Choose businesses that can create sustainable streams of businesses rather than creating point solutions.

Once we do this, a lot of ideas will drop out. This helps us to screen through a number of ideas and pick out what we think would be winners. I have used this approach not just in Applied Materials but in the manufacturing set up as well. Applied Materials is into semiconductor; capital equipment; services; flat panel display; solar products and services and spares. They are also into the sub-fab, which is basically basement equipment. They are into software which manages the entire fab.
With IBM, I have had experience in developing software products for businesses. I have designed and manufactured products for automotive and aerospace. Most of my experience has been in B2B, but this can work for B2C model too.
Create waves and wakes
When you ride a boat, you first create waves but you also create a large wake that is coming up at the back of it. It is not just one business opportunity that you can create with a business. The first business is the one that you are seeing in the front. The big tail at the back is a large opportunity. A sequence of businesses can be created behind the first business that goes through. Once you have created an opportunity and set up something with the customer, the way to scale and grow that and create multiple opportunities becomes easier than starting from scratch. So, choose businesses that can create sustainable streams of businesses rather than creating point solutions. If you solve one single problem for a customer without any further application beyond that, then it may not create waves and wakes–although it may bring in revenues.
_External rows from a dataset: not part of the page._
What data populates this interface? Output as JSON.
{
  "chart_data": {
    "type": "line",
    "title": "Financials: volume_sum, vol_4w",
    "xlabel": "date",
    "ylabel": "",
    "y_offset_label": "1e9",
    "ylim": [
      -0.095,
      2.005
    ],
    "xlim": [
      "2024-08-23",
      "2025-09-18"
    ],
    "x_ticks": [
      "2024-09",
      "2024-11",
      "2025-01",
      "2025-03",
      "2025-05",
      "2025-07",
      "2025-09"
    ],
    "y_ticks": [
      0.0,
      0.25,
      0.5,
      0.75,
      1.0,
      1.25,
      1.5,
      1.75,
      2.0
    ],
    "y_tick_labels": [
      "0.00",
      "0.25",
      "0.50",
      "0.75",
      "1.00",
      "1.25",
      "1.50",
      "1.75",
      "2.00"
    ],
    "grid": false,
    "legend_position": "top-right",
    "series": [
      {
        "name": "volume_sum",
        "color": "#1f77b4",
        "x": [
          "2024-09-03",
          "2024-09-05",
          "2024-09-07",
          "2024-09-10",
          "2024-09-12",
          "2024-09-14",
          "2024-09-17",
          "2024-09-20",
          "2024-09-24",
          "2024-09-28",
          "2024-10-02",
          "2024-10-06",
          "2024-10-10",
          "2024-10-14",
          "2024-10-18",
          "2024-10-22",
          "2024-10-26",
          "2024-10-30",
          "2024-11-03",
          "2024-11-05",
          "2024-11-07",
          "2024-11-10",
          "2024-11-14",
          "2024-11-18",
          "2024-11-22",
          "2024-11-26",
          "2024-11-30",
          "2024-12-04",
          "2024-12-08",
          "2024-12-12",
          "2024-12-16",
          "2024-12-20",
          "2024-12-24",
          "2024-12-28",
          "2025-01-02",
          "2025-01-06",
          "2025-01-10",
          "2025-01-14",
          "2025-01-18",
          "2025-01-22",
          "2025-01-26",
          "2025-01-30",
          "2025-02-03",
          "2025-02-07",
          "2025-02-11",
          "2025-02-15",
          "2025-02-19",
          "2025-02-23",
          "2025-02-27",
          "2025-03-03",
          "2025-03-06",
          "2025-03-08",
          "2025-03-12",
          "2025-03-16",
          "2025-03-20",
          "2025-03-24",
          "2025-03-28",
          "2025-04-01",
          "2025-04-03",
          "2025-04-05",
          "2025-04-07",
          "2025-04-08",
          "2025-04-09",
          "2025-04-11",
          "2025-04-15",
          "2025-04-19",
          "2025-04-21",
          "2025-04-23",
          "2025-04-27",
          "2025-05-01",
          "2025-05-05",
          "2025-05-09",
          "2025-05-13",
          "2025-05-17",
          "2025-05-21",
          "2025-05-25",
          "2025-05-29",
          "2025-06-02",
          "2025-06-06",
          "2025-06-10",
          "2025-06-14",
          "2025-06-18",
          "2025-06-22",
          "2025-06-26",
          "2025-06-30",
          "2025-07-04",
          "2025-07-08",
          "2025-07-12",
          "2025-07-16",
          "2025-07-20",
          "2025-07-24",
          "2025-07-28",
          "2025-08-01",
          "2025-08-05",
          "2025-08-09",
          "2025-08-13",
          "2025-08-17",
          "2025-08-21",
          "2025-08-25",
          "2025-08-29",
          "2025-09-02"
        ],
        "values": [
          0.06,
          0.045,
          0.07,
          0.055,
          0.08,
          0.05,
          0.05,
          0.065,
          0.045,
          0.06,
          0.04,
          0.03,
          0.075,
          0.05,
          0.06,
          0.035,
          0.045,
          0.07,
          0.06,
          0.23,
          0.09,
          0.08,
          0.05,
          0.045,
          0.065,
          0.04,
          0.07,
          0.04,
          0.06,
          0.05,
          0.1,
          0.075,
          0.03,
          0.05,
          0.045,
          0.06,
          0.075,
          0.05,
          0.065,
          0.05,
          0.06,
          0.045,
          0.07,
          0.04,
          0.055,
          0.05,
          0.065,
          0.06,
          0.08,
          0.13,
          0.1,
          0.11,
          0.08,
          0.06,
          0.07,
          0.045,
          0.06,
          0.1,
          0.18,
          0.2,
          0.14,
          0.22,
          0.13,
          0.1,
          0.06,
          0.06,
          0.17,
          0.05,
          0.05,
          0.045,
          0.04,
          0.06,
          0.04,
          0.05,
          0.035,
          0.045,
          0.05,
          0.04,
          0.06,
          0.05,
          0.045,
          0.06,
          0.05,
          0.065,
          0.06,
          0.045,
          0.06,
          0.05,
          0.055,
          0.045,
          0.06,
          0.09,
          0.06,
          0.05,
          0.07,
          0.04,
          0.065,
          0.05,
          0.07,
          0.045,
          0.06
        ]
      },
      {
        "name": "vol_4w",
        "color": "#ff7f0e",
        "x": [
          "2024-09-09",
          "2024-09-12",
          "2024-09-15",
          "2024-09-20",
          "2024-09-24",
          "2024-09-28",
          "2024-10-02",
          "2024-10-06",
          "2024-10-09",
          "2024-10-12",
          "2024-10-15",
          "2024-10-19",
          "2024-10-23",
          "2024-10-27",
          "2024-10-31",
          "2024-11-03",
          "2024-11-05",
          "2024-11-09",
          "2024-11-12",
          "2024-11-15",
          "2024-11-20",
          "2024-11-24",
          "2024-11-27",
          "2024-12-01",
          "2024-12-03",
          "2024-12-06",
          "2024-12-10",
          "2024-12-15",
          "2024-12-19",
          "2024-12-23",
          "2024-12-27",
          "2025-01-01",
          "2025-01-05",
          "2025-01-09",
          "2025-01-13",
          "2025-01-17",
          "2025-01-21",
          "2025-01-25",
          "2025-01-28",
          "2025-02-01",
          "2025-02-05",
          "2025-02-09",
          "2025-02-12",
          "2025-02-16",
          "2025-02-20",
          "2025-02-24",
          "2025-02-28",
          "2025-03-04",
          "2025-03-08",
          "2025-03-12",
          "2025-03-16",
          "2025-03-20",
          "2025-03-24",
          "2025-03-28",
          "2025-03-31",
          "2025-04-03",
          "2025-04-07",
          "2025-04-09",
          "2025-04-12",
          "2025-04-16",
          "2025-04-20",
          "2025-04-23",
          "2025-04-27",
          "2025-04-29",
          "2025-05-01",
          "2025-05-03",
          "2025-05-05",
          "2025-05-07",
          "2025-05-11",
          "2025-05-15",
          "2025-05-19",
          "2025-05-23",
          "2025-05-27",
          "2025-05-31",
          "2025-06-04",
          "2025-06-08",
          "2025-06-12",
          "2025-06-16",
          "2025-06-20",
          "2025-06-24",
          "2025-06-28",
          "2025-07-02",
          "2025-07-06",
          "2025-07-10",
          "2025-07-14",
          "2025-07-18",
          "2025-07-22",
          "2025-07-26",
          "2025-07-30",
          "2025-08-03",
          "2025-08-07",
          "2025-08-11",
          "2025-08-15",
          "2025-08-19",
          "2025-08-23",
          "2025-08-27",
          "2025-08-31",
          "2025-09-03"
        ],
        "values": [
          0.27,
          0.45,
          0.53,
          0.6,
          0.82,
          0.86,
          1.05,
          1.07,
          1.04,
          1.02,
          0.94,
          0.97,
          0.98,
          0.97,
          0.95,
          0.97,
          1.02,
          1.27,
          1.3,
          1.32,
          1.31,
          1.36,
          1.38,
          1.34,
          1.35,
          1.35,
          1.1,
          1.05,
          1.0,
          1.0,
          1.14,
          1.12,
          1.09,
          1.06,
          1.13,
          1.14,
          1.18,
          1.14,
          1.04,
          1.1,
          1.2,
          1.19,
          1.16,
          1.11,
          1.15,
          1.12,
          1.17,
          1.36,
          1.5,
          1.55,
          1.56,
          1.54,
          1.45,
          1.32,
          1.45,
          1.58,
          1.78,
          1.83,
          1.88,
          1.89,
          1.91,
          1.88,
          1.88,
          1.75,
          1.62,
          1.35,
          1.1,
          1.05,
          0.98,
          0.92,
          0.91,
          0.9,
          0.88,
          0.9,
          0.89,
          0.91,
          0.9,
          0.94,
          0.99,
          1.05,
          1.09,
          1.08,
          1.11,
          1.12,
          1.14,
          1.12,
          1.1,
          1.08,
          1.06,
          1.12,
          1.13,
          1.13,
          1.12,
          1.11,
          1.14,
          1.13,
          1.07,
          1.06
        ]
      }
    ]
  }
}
Another lesson we learned, is to stop projects that are not promising. Cut your losses at the earliest so that you can move on to more exciting opportunities; pick the right opportunity or pivot and do what is right than continuing down a hole that doesn’t take us anyway.

Step 5: Segment the customers
Segment your customers. Know who they are, what their needs are, how big they are and how big their spends are. This varies between B2B and B2C.
I had a person reach out to me who said that he wanted to get into telematics space and that it can be used in marketing in segment A, B and C, for insurance, individuals, OEMs and so on. The point is, each of these is a different segment. The problem you are trying to solve for them will be different. The needs and regulations for different market segments are different. In the semiconductor, we could segment the market based on the lifecycle of fabs. We can segment based on what is on the top of the fab or below the fab. It could depend on the size of the chips that they are producing. Once the segmentation is complete, choose the one that makes the most sense for your specific application.
Step 6: Identify the target segment
Listen to the customer. I can’t overemphasize on this. I failed a lot because the voice of the customer was not clearly understood. You may have a nice technology and a good market but the customer may not be ready to pay for that product or service at that point. Maybe you are too early for the market. It does not mean the idea is bad.
Follow Porter’s Five Forces model (Competition, Potential Entrants, Suppliers, Customers and Substitutes). Combine all these with your core capabilities.
Rank the various segments that you could pursue; it is quite easy to figure out the most attractive segment. Then, develop a roadmap for the products and services that you would like to build for each of these, and prepare a detailed business plan.
The next step is raising funds. If you have thought through all these things, answering your investors, pitching and raising funds become a lot easier. Of course, that is just the beginning. Then follow a very detailed stage wise product development process. The stages can help you to redirect or change strategy as required.